Dizinin Kürtler ve İslamcılık üzerine bir başka yazısından bir cümle ise şu: “Başta bazı tarikatlar olmak üzere ülke çapında yaygın İslami cemaatlerin büyük bölümü farklı etnik kökenden insanların birarada bulunduğu yapılardır ve bu yönleriyle iç barışa katkı sunarlar.”

Uzatmayayım; “İslamcı hareketler uzmanı” Çakır, Bayan Clinton’un sorularından vazife çıkartarak, tahminen okur profili iktidar partisi çizgisine çok yakın olmayan bir gazetede Türkiye İslamcılığının “resmini çiziyor”. Söz konusu gazetenin okurları Çakır’ın kılavuzuna itibar edecek olursa, ulaşacağı resim aşağı yukarı şudur:

Bir: Cemaatler ve tarikatlar öyle sanıldığı gibi siyasi örgütlenmeler değildir, daha ziyade sosyal ve iktisadi faaliyetlerle haşır neşirdirler; devletin bıraktığı sosyal politika boşluklarını doldururlar..

İki: Cemaatler ve tarikatlar kitlesel örgütlerdir ve üyelerinin siyasi davranışları üzerinde önemli bir belirleyicilikleri yoktur.

Üç: Cemaatler ve tarikatlar yaydıkları dinsel ideolojiyle farklı etnik kökenlerden insanların bir arada yaşamasına katkıda bulunurlar.

Dört: Türkiye İslamcılığının uluslararası İslamcı hareketlerle ilişkisi zayıftır; Türkiye’de dindarlık ve İslamcılık kendine özgüdür.

Bayan Clinton’un sorgusundan hareketle Çakır’ın çıkarttığı kılavuzun ana hatları bu şekilde çizilebilir.
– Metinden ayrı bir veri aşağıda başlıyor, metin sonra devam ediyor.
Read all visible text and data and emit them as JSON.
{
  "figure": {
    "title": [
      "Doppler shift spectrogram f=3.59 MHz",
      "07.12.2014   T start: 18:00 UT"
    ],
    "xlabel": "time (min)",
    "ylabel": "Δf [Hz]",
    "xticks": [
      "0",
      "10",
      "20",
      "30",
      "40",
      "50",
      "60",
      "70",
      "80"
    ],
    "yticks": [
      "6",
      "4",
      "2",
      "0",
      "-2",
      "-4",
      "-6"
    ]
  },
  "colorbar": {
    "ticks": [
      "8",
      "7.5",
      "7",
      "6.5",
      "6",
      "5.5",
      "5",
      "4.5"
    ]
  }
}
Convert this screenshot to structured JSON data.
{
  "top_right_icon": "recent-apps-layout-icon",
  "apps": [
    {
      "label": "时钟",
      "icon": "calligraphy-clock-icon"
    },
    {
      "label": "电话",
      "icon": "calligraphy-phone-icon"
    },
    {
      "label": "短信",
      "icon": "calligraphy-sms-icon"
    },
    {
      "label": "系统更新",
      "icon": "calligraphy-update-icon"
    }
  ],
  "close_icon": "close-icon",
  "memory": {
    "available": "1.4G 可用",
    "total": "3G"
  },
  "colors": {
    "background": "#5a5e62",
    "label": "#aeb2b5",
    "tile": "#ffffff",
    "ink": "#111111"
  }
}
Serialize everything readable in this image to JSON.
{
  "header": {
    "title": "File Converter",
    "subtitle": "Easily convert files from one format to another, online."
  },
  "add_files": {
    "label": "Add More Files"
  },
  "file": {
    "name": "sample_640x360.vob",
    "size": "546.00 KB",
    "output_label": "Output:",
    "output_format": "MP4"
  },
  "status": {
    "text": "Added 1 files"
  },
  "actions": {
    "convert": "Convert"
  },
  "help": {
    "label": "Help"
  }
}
Bu kılavuzun, her ikisinin de etrafı bir “gizem” halesiyle çevrelenmiş, iki kaynağından söz edilebilir: Cemaat/tarikat örgütlenmeleri ve ne idüğü belirsiz Wikileaks belgeleri…

Oysa bu iki kaynağın da ne olduğu, nasıl bir misyon üstlendikleri ve ne işe yaradıkları gayet açıktır. Ancak alenen ortada, göz önünde olanı görmek yerine böyle bir “gizem” yaratmanın, hem tuhaf bir merak ve kuşku uyandırarak söz konusu kaynaklara ilgiyi canlı tutmak hem de sözde “uzman” görüşüne toplumu tabi kılarak onu “kılavuz” arayışına sokmak gibi bir gücü bulunmaktadır. Başka bir ifadeyle bu çerçeve “kanaat yapıcıların” devreye girmesine olanak sağlamaktadır.

Peki, apaçık olan, gözle görünenler neler?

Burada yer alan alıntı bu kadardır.